Scroll untuk membaca artikel
Eleonora PEW | Hiskia Andika Weadcaksana
Kamis, 02 Juni 2022 | 12:29 WIB
Ketua Lembaga Perlindungan Saksi dan Korban (LPSK) Hasto Atmojo Suroyo - (SuaraJogja.id/Hiskia Andika)

SuaraJogja.id - Lembaga Perlindungan Saksi dan Korban (LPSK) menyatakan terdapat tren peningkatan kasus kekerasan seksual pada tahun ini. Hingga pertengahan tahun 2022 ini saja tercatat sudah ada 400 kasus yang masuk ke LPSK.

"Akhir-akhir ini tren yang naik ini adalah tren kekerasan seksual pada perempuan maupun anak," kata Ketua Lembaga Perlindungan Saksi dan Korban (LPSK) Hasto Atmojo Suroyo kepada awak media ditemui di Hotel Royal Ambarrukmo Yogyakarta, Kamis (2/6/2022).

"Untuk kekerasan seksual ada baru sampai ini udah 400-an di seluruh Indonesia untuk tahun ini. Rata-rata memang pada anak dan perempuan terutama itu," sambungnya.

Disampaikan Hasto, LPSK terus berupaya untuk mendampingi semua korban kekerasan seksual tersebut. Meskipun memang hingga sekarang belum dapat mencakup semua korban.

Baca Juga: Lindungi Anak dari Kejahatan Seksual, Ulasan 'Anakku Sayang Anakku Aman'

"Dari 400 yang sudah didampingi sebagian besar kita dampingi," ucapnya.

Hal itu, kata Hasto, akibat dari tekanan-tekanan yang dialami oleh para korban. Sehingga tidak jarang kasus asusila itu hanya dianggap aib saja.

"Cuma kan kalau kasus-kasus asusila gitu biasanya orang malu. Orang menganggap ini aib jadi cenderung untuk tidak melakukan apa-apa," terangnya.

Sebelumnya, Tenaga Ahli Pusat Studi Wanita, Sri Wiyanti Eddyono menuturkan tidak hanya kekerasan seksual secara langsung saja yang perlu diperhatikan. Namun kekerasan seksual secara online juga menjadi persoalan yang serius dan layak mendapat perhatian lebih.

Terlebih angka kekerasan berbasis gender online melonjak drastis selama pandemi Covid-19.

Baca Juga: Keras! Kak Seto Minta PN Semarang Hukum Maksimal Ayah yang Cabuli Anak Tirinya

"Soal kekerasan berbasis online ini kan luar biasa sekarang. Malah peningkatannya selama Covid-19 ya, (data) salah satu LBH dan Komnas (perempuan) kasus kekerasan seksual berbasis online itu (naik) 400 persen," kata perempuan yang akrab disapa Iyik tersebut ditemui di Balairung UGM, Selasa (17/5/2022).

Dosen Fakultas Hukum UGM itu menuturkan penanganan untuk kasus kekerasan seksual berbasis online saat ini juga masih susah untuk dilakukan. Hal itu berkaitan dengan penegakan hukum atas kasus itu sendiri.

"Nah problemnya adalah penegakan hukumnya itu. Susah sekali membawa kasusnya, banyak yang meminta kasusnya untuk didrop," ujarnya.

Disebutkan Iyik, perlu peran dari ahli teknologi dalam menangani kasus kekerasan seksual berbasis online ini. Misalnya saja untuk ikut mencari keberadaan pelaku dan sebagainya.

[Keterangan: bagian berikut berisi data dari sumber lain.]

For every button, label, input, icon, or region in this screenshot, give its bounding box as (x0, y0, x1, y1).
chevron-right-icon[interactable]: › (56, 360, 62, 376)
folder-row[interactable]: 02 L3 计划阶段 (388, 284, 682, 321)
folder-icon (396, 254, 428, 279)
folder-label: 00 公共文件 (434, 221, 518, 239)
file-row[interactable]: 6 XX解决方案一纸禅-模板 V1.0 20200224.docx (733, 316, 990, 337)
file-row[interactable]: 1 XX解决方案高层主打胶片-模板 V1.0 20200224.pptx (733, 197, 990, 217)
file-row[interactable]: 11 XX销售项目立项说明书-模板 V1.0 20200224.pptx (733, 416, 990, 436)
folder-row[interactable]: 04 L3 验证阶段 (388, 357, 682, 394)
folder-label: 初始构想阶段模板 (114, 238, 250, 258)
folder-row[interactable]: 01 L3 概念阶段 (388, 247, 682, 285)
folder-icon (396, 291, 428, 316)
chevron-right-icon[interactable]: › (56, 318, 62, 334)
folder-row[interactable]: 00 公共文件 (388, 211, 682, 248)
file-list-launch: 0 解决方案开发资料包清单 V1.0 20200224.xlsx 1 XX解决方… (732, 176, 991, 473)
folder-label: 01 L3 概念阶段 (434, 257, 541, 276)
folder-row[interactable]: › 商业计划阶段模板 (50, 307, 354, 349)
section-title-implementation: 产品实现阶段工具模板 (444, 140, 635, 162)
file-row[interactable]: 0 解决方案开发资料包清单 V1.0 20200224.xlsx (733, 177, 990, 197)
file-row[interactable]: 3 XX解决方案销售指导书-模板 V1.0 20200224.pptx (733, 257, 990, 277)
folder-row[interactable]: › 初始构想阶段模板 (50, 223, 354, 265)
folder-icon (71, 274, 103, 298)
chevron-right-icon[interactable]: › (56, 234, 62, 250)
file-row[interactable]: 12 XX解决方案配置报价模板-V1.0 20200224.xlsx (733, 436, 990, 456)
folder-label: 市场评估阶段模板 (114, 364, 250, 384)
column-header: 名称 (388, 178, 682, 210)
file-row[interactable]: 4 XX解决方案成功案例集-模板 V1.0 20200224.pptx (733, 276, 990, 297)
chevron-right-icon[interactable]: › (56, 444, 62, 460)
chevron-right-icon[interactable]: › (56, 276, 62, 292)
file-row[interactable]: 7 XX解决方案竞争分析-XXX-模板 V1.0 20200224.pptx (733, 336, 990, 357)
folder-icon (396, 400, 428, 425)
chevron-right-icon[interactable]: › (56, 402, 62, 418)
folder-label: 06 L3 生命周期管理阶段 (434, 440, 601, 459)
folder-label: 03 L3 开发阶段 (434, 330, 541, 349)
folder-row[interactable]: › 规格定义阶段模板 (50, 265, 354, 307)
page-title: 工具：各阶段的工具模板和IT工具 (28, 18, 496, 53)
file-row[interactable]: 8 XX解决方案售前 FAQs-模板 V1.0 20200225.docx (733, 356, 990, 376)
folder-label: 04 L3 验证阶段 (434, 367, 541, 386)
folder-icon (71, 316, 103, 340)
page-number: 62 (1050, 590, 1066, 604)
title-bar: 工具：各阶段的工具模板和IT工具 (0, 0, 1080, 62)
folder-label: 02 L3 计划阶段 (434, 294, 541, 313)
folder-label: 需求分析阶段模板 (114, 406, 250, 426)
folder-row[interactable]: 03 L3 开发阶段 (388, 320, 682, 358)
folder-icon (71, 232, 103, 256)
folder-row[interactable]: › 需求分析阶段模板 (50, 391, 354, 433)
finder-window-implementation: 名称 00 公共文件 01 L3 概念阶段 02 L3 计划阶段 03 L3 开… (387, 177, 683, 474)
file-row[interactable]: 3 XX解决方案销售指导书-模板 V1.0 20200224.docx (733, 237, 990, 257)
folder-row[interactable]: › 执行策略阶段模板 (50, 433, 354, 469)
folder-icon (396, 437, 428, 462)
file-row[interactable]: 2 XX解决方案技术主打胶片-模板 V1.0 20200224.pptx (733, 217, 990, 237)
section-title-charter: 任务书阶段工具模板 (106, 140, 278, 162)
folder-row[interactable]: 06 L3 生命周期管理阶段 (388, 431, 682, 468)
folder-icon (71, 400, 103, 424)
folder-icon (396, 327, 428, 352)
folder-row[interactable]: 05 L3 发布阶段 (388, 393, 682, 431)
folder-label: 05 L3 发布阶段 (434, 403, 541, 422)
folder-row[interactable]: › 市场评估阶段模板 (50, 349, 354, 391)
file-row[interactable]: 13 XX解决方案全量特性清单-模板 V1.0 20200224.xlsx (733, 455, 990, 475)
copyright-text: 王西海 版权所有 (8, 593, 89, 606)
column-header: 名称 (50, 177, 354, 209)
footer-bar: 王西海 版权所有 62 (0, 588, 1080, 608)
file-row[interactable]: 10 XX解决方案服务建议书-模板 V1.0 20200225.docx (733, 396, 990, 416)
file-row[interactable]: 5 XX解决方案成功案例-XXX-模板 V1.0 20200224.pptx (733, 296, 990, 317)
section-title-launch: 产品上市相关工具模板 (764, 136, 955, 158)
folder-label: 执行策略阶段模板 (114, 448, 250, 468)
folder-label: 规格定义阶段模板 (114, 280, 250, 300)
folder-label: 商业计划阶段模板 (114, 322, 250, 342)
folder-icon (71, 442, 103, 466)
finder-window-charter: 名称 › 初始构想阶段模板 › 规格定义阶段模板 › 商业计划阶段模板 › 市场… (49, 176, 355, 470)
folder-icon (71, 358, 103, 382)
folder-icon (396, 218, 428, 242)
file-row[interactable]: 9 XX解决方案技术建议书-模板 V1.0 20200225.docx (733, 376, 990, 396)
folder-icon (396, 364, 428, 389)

Banyak pihak dari lintas sektoral yang perlu terlibat dalam penanganan kasus tersebut. Mengingat pesat dan kompleksnya perkembangan teknologi informasi di masa sekarang ini.

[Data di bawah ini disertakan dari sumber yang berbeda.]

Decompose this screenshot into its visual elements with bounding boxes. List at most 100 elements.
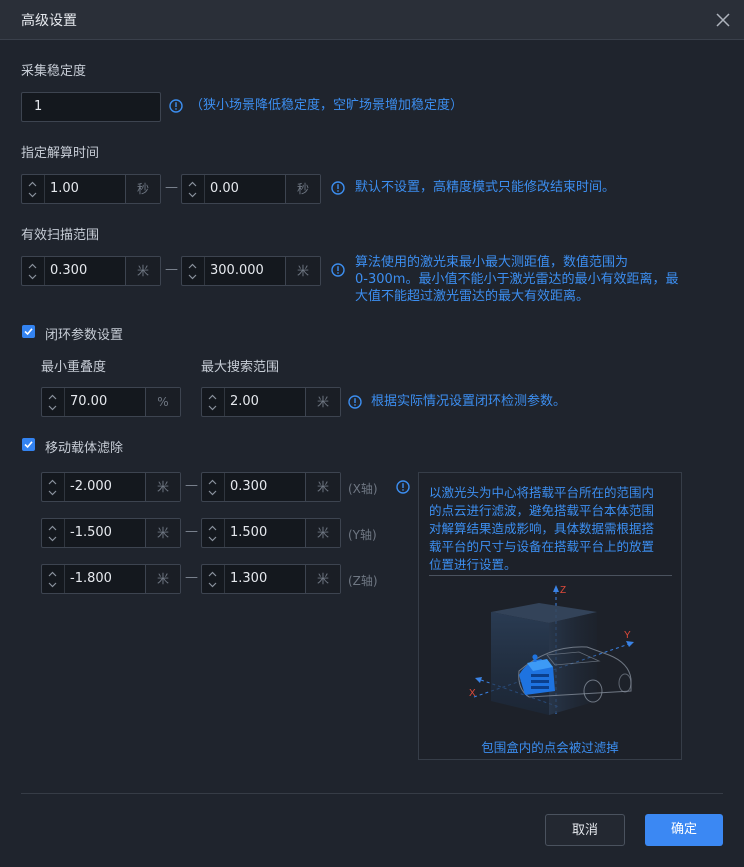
chevron-up-down-icon[interactable] (202, 388, 225, 416)
z-axis-label: (Z轴) (348, 574, 378, 588)
panel-line-1: 以激光头为中心将搭载平台所在的范围内 (429, 485, 655, 500)
panel-divider (429, 575, 672, 576)
solve-time-start-input[interactable]: 1.00 秒 (21, 174, 161, 204)
z-max-input[interactable]: 1.300 米 (201, 564, 341, 594)
stability-label: 采集稳定度 (21, 64, 87, 79)
info-icon (348, 395, 362, 409)
range-separator: — (185, 570, 198, 585)
stability-value: 1 (34, 99, 43, 114)
info-icon (331, 263, 345, 277)
x-min-input[interactable]: -2.000 米 (41, 472, 181, 502)
advanced-settings-dialog: 高级设置 采集稳定度 1 （狭小场景降低稳定度，空旷场景增加稳定度） 指定解算时… (0, 0, 744, 867)
unit-label: 米 (285, 257, 320, 285)
range-separator: — (185, 478, 198, 493)
search-range-input[interactable]: 2.00 米 (201, 387, 341, 417)
bounding-box-illustration: Z Y X (469, 585, 634, 715)
chevron-up-down-icon[interactable] (42, 473, 65, 501)
z-min-input[interactable]: -1.800 米 (41, 564, 181, 594)
solve-time-hint: 默认不设置，高精度模式只能修改结束时间。 (355, 180, 616, 195)
scan-range-label: 有效扫描范围 (21, 228, 100, 243)
chevron-up-down-icon[interactable] (182, 257, 205, 285)
carrier-filter-checkbox[interactable] (22, 438, 35, 451)
carrier-filter-label: 移动载体滤除 (45, 441, 124, 456)
panel-line-4: 载平台的尺寸与设备在搭载平台上的放置 (429, 539, 655, 554)
scan-range-max-value: 300.000 (210, 263, 264, 278)
unit-label: 米 (305, 388, 340, 416)
unit-label: 米 (305, 565, 340, 593)
panel-line-2: 的点云进行滤波，避免搭载平台本体范围 (429, 503, 655, 518)
scan-range-max-input[interactable]: 300.000 米 (181, 256, 321, 286)
chevron-up-down-icon[interactable] (202, 519, 225, 547)
unit-label: 米 (125, 257, 160, 285)
x-max-value: 0.300 (230, 479, 268, 494)
unit-label: 米 (305, 473, 340, 501)
scan-range-hint-line-2: 0-300m。最小值不能小于激光雷达的最小有效距离，最 (355, 272, 679, 287)
range-separator: — (165, 180, 178, 195)
loop-closure-hint: 根据实际情况设置闭环检测参数。 (371, 394, 567, 409)
y-axis-label: (Y轴) (348, 528, 377, 542)
axis-z-label: Z (560, 585, 566, 596)
info-icon (169, 99, 183, 113)
scan-range-hint-line-3: 大值不能超过激光雷达的最大有效距离。 (355, 289, 590, 304)
y-min-input[interactable]: -1.500 米 (41, 518, 181, 548)
y-max-input[interactable]: 1.500 米 (201, 518, 341, 548)
panel-caption: 包围盒内的点会被过滤掉 (481, 740, 619, 755)
info-icon (396, 480, 410, 494)
y-max-value: 1.500 (230, 525, 268, 540)
overlap-label: 最小重叠度 (41, 360, 107, 375)
range-separator: — (185, 524, 198, 539)
x-axis-label: (X轴) (348, 482, 378, 496)
close-icon[interactable] (712, 9, 734, 31)
chevron-up-down-icon[interactable] (202, 473, 225, 501)
chevron-up-down-icon[interactable] (22, 175, 45, 203)
chevron-up-down-icon[interactable] (202, 565, 225, 593)
axis-y-label: Y (624, 630, 631, 641)
z-min-value: -1.800 (70, 571, 112, 586)
stability-hint: （狭小场景降低稳定度，空旷场景增加稳定度） (190, 98, 464, 113)
check-icon (24, 440, 33, 449)
panel-line-5: 位置进行设置。 (429, 557, 517, 572)
overlap-input[interactable]: 70.00 % (41, 387, 181, 417)
dialog-titlebar: 高级设置 (0, 0, 744, 40)
loop-closure-checkbox[interactable] (22, 325, 35, 338)
unit-label: 秒 (125, 175, 160, 203)
scan-range-min-value: 0.300 (50, 263, 88, 278)
footer-divider (21, 793, 723, 794)
unit-label: 秒 (285, 175, 320, 203)
axis-x-label: X (469, 688, 476, 699)
unit-label: 米 (145, 565, 180, 593)
confirm-button[interactable]: 确定 (645, 814, 723, 846)
unit-label: 米 (145, 473, 180, 501)
carrier-filter-info-panel: 以激光头为中心将搭载平台所在的范围内 的点云进行滤波，避免搭载平台本体范围 对解… (418, 472, 682, 760)
cancel-button[interactable]: 取消 (545, 814, 625, 846)
overlap-value: 70.00 (70, 394, 108, 409)
unit-label: 米 (305, 519, 340, 547)
solve-time-end-value: 0.00 (210, 181, 239, 196)
x-max-input[interactable]: 0.300 米 (201, 472, 341, 502)
z-max-value: 1.300 (230, 571, 268, 586)
panel-line-3: 对解算结果造成影响，具体数据需根据搭 (429, 521, 655, 536)
loop-closure-label: 闭环参数设置 (45, 328, 124, 343)
search-range-value: 2.00 (230, 394, 259, 409)
chevron-up-down-icon[interactable] (42, 388, 65, 416)
unit-label: % (145, 388, 180, 416)
info-icon (331, 181, 345, 195)
panel-description: 以激光头为中心将搭载平台所在的范围内 的点云进行滤波，避免搭载平台本体范围 对解… (429, 484, 673, 574)
stability-input[interactable]: 1 (21, 92, 161, 122)
unit-label: 米 (145, 519, 180, 547)
chevron-up-down-icon[interactable] (42, 565, 65, 593)
solve-time-end-input[interactable]: 0.00 秒 (181, 174, 321, 204)
y-min-value: -1.500 (70, 525, 112, 540)
search-range-label: 最大搜索范围 (201, 360, 280, 375)
chevron-up-down-icon[interactable] (22, 257, 45, 285)
check-icon (24, 327, 33, 336)
chevron-up-down-icon[interactable] (42, 519, 65, 547)
x-min-value: -2.000 (70, 479, 112, 494)
range-separator: — (165, 262, 178, 277)
chevron-up-down-icon[interactable] (182, 175, 205, 203)
dialog-title: 高级设置 (21, 13, 77, 29)
scan-range-min-input[interactable]: 0.300 米 (21, 256, 161, 286)
scan-range-hint-line-1: 算法使用的激光束最小最大测距值，数值范围为 (355, 255, 629, 270)
solve-time-label: 指定解算时间 (21, 146, 100, 161)
solve-time-start-value: 1.00 (50, 181, 79, 196)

"Untuk ditracking itu butuh para ahli-ahli teknologi yang harus banyak lintas sektor ini, banyak pihak yang harus berperan dan bahkan pendefinisian bagaimana penanganan informasi dokumem elektronik itu sendiri. Nah itu memang menurut saya menjadi problem yang harus segera ditangani," tegasnya.